Now that that MLB regular season has come to a close, major headline stories have developed. The most notable would be Miguel Cabrera of the Detroit Tigers reaching the landmark achievement of being the Triple Crown winner. This is a rarity in baseball, and Cabrera’s achievement is monumental, not only for himself, but for his team. Since last night, many sports analysts have already anointed Cabrera as the MVP winner for the American League, and for good reason.
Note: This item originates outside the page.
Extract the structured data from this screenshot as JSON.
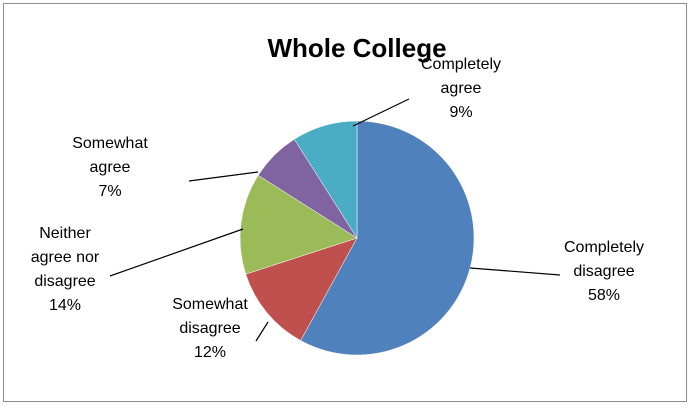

However, despite Cabrera being the Triple Crown winner, I do not even believe that he should be named the AL MVP. To be completely honest, I have always subscribed to the theory that in order to win the MVP award you have to at least be the most valuable player on your respective team, and I cannot say with confidence that Cabrera even earned that title over the Tigers’ ace pitcher Justin Verlander.
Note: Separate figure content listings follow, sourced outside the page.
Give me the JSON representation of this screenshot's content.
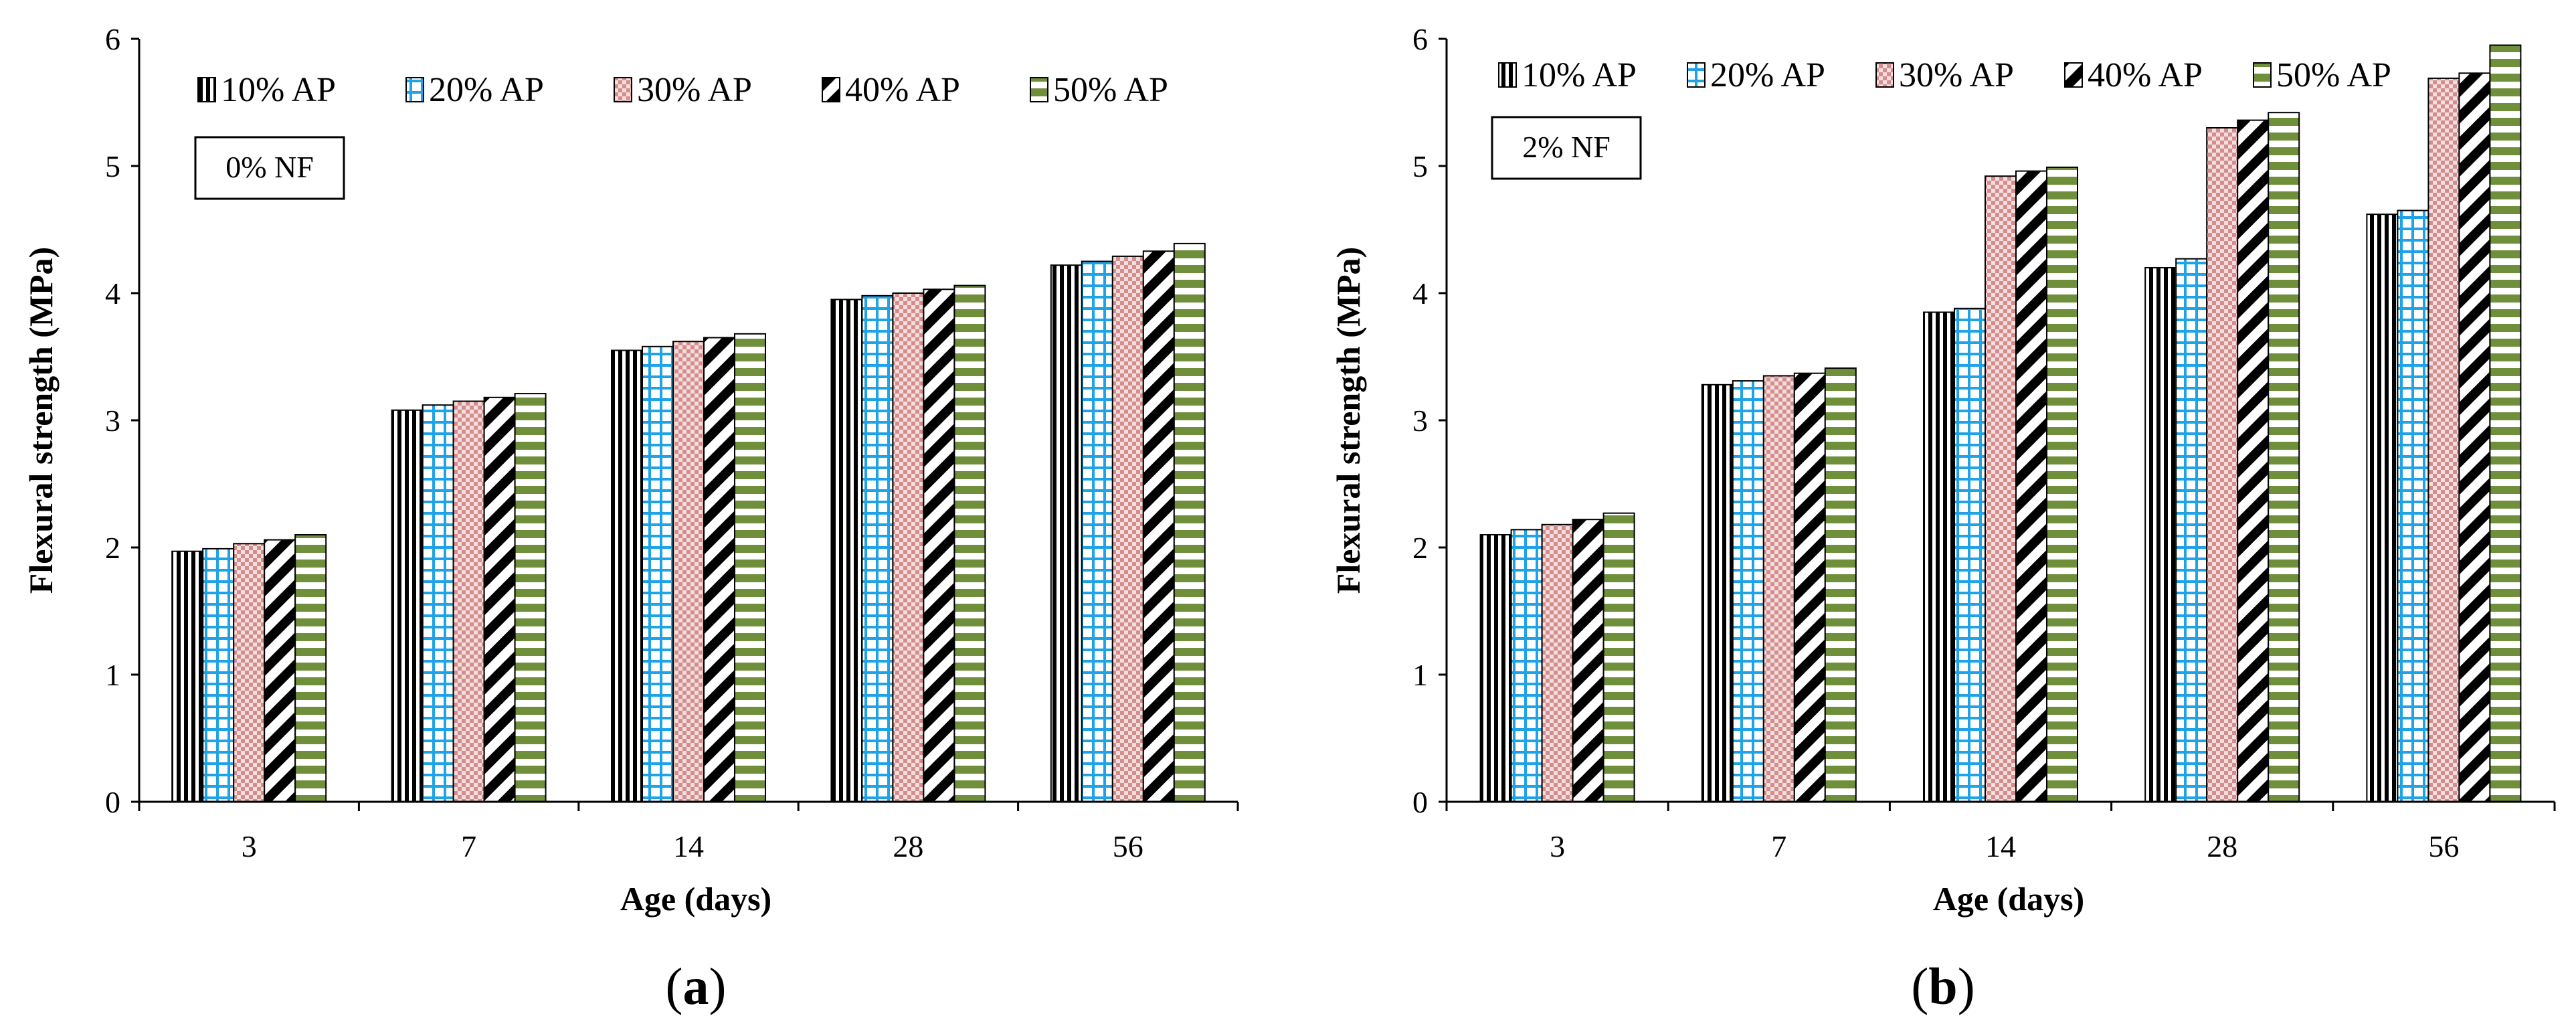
{
  "chart_data": [
    {
      "type": "bar",
      "panel_label": "a",
      "annotation": "0% NF",
      "categories": [
        "3",
        "7",
        "14",
        "28",
        "56"
      ],
      "series": [
        {
          "name": "10% AP",
          "pattern": "vertical-black",
          "values": [
            1.97,
            3.08,
            3.55,
            3.95,
            4.22
          ]
        },
        {
          "name": "20% AP",
          "pattern": "grid-blue",
          "values": [
            1.99,
            3.12,
            3.58,
            3.98,
            4.25
          ]
        },
        {
          "name": "30% AP",
          "pattern": "check-pink",
          "values": [
            2.03,
            3.15,
            3.62,
            4.0,
            4.29
          ]
        },
        {
          "name": "40% AP",
          "pattern": "diag-black",
          "values": [
            2.06,
            3.18,
            3.65,
            4.03,
            4.33
          ]
        },
        {
          "name": "50% AP",
          "pattern": "horiz-green",
          "values": [
            2.1,
            3.21,
            3.68,
            4.06,
            4.39
          ]
        }
      ],
      "xlabel": "Age (days)",
      "ylabel": "Flexural strength (MPa)",
      "ylim": [
        0,
        6
      ],
      "yticks": [
        "0",
        "1",
        "2",
        "3",
        "4",
        "5",
        "6"
      ],
      "legend": "top-left"
    },
    {
      "type": "bar",
      "panel_label": "b",
      "annotation": "2% NF",
      "categories": [
        "3",
        "7",
        "14",
        "28",
        "56"
      ],
      "series": [
        {
          "name": "10% AP",
          "pattern": "vertical-black",
          "values": [
            2.1,
            3.28,
            3.85,
            4.2,
            4.62
          ]
        },
        {
          "name": "20% AP",
          "pattern": "grid-blue",
          "values": [
            2.14,
            3.31,
            3.88,
            4.27,
            4.65
          ]
        },
        {
          "name": "30% AP",
          "pattern": "check-pink",
          "values": [
            2.18,
            3.35,
            4.92,
            5.3,
            5.69
          ]
        },
        {
          "name": "40% AP",
          "pattern": "diag-black",
          "values": [
            2.22,
            3.37,
            4.96,
            5.36,
            5.73
          ]
        },
        {
          "name": "50% AP",
          "pattern": "horiz-green",
          "values": [
            2.27,
            3.41,
            4.99,
            5.42,
            5.95
          ]
        }
      ],
      "xlabel": "Age (days)",
      "ylabel": "Flexural strength (MPa)",
      "ylim": [
        0,
        6
      ],
      "yticks": [
        "0",
        "1",
        "2",
        "3",
        "4",
        "5",
        "6"
      ],
      "legend": "top-left"
    }
  ],
  "colors": {
    "black": "#000000",
    "blue": "#1fa3e6",
    "pink": "#d48c8c",
    "green": "#6f8f3b"
  }
}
The only fair way to assess players’ contention for the MVP award would be to consider objective baseball statistics that give a true measure of any players’ contributions on the field. This would be done through the famous “Money Ball” tactic of sabermetrics. In the case of awarding the AL MVP this season, using sabermetrics would dictate that the award must go to Los Angeles Angels outfielder Mike Trout. Anyone can reason that runs are what win games, not batting averages. That being the case, Trout has accumulated 129 runs througout the season as compared to Cabrera’s 109. In addition, not only did Trout make a larger run contribution, he was able to contribute to a team that generated more wins than the Detroit Tigers. This evidence is what directly contributes to Trout having a higher “wins above replacement” (WAR) number than Cabrera. So, from a completely objective point of view and looking at contibutions to their franchises, Mike Trout is hands-down the MVP candidate to choose.

The bottom line with selecting the AL MVP is a person has to consider the player who is worth more to their team than a replacement-level player. Trout epitomizes that scenario, and he was able to contribute to more of his team’s wins in a much tougher division than the AL Central. A triple crown winner may be a good headline for the MLB, but what Trout has done as a rookie has never been seen before and we may never see a rookie have a season like this again.